Thermal CameraA thermal imaging camera renders infrared radiation as visible light. The cameras pick up body heat and allow people to be located in smoky, dark or extremely hot places. Firefighters use the cameras to quickly locate the source the fire in a structure or to find people who are visually obscured. Thermal imaging cameras can also be used find victims outdoors on cool, foggy nights, detect smoldering fires in a wall, look through heat-permeable barriers or even spot overheating electrical wiring before they cause a fire. These cameras have become an indispensable tool for firefighters worldwide.

A Thermal Imaging Camera has five basic parts. They are a detector, a signal processor, an optic system, an amplifier and a display. When the cameras are designed for use in fighting fires the components are housed in a rugged fireproof, waterproof case. The thermal imaging camera uses different colors to show the differing temperatures of the object at which they are aimed. Objects which are the same temperature a shown in the same color while extremely hot object or surfaces are shown in different colors. This allows firefighter to peer into a raging fire and identify where victims are located.

The cameras a relatively expensive but are a worthwhile investment. They were indispensable to rescue workers searching for survivors in the World Trade Center after the attack on September 11, 2001. After the great role they played in helping to locate victims and save lives after this tragedy, many fire departments around the world decided to invest in them. Since that time the cameras have played a vital role in saving many lives. Their specially designed housing allows them to continue to work even in the presence of great heat or when they get wet.

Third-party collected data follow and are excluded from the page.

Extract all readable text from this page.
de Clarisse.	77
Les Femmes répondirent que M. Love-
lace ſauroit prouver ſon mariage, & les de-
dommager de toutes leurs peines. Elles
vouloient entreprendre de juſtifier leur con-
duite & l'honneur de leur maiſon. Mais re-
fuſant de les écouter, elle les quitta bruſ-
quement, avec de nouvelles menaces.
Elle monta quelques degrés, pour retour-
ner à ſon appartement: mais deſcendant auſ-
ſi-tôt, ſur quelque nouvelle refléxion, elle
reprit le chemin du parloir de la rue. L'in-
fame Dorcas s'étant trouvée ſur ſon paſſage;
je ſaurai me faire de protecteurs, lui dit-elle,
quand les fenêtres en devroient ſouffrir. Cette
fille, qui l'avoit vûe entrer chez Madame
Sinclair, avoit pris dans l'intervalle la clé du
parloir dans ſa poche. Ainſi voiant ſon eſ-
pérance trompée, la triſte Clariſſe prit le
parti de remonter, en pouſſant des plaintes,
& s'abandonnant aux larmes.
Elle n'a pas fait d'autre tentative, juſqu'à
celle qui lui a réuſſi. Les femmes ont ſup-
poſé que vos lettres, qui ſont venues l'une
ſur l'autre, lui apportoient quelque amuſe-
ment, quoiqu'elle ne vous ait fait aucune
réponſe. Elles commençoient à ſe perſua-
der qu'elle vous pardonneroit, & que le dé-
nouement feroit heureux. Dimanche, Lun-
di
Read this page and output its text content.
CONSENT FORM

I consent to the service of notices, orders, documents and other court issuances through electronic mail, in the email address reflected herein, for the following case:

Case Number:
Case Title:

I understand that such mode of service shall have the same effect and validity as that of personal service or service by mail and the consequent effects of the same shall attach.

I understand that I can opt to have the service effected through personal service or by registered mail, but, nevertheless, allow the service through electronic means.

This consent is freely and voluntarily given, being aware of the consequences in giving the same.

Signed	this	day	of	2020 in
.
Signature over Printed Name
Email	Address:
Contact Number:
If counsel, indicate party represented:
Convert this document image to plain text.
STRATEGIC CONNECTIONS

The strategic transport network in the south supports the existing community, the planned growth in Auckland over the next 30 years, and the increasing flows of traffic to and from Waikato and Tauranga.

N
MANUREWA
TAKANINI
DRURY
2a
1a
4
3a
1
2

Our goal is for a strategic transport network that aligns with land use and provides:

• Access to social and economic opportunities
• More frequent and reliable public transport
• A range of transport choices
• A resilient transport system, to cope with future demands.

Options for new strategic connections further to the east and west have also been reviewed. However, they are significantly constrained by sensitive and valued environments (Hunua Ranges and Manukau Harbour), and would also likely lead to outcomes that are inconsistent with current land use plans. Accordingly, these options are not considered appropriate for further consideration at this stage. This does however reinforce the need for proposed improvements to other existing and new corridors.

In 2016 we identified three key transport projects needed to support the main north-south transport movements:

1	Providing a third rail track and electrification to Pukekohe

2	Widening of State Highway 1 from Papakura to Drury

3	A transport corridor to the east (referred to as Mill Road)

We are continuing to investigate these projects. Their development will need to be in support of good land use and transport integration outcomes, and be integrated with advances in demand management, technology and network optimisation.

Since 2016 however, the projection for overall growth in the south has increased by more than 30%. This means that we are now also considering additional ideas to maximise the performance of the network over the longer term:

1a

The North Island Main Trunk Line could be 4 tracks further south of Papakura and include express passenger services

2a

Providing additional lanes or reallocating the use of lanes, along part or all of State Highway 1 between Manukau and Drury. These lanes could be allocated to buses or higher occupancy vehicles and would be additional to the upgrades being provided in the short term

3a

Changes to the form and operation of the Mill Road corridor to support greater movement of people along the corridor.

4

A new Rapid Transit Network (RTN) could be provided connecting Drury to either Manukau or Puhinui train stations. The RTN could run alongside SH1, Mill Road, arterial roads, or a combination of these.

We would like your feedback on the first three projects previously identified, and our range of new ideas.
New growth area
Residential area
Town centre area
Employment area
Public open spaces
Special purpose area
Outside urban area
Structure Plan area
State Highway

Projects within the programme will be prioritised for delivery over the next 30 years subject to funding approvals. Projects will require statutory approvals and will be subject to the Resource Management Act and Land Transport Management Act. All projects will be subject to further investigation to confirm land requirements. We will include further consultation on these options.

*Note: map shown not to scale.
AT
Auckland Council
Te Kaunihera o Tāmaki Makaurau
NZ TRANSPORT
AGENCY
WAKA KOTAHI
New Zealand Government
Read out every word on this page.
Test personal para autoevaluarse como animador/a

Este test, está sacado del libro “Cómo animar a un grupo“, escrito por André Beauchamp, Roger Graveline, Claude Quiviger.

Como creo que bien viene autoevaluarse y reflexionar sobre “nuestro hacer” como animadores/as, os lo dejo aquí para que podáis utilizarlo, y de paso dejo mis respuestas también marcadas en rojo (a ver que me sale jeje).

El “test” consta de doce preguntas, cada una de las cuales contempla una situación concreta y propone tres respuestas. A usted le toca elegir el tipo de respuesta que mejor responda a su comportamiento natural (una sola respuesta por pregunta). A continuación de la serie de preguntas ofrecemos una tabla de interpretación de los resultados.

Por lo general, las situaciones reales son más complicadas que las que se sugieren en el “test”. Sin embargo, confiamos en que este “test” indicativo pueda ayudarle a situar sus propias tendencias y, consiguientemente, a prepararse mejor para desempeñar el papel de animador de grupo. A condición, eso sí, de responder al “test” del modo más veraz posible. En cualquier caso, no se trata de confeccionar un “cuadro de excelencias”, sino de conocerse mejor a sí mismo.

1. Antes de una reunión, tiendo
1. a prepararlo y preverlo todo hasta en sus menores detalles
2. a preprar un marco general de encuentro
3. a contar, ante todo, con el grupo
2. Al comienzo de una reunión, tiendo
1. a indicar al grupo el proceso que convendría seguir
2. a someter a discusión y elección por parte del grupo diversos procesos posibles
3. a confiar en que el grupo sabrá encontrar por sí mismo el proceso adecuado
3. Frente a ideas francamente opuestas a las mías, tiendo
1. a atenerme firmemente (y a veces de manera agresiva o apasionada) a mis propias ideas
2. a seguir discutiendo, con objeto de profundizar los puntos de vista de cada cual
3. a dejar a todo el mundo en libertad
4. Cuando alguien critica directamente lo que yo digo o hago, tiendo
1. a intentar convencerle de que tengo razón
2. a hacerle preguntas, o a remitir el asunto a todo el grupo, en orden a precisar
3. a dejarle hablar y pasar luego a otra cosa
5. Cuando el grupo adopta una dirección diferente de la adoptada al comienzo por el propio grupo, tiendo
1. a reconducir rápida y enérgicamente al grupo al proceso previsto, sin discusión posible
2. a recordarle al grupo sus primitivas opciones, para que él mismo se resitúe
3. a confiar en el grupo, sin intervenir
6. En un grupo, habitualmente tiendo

Firefighters carry the thermal imaging cameras in two different ways. Some of the cameras are designed to be hand held. The firefighter points it in the direction where they suspect victims or the source of the fire may be and the camera indicates the temperature of the objects in that direction on the screen. Using it in this manner requires the use of two hands. To free up their hands some firefighter use a helmet mounted thermal imaging camera. With those all the rescue worker has to do is look in a particular direction and the colors of the objects there are displayed on the screen.

Thermal imaging technology has been in use for some time. Cost has been a factor which has limited its use. A good thermal imaging camera can cost in excess of $15,000.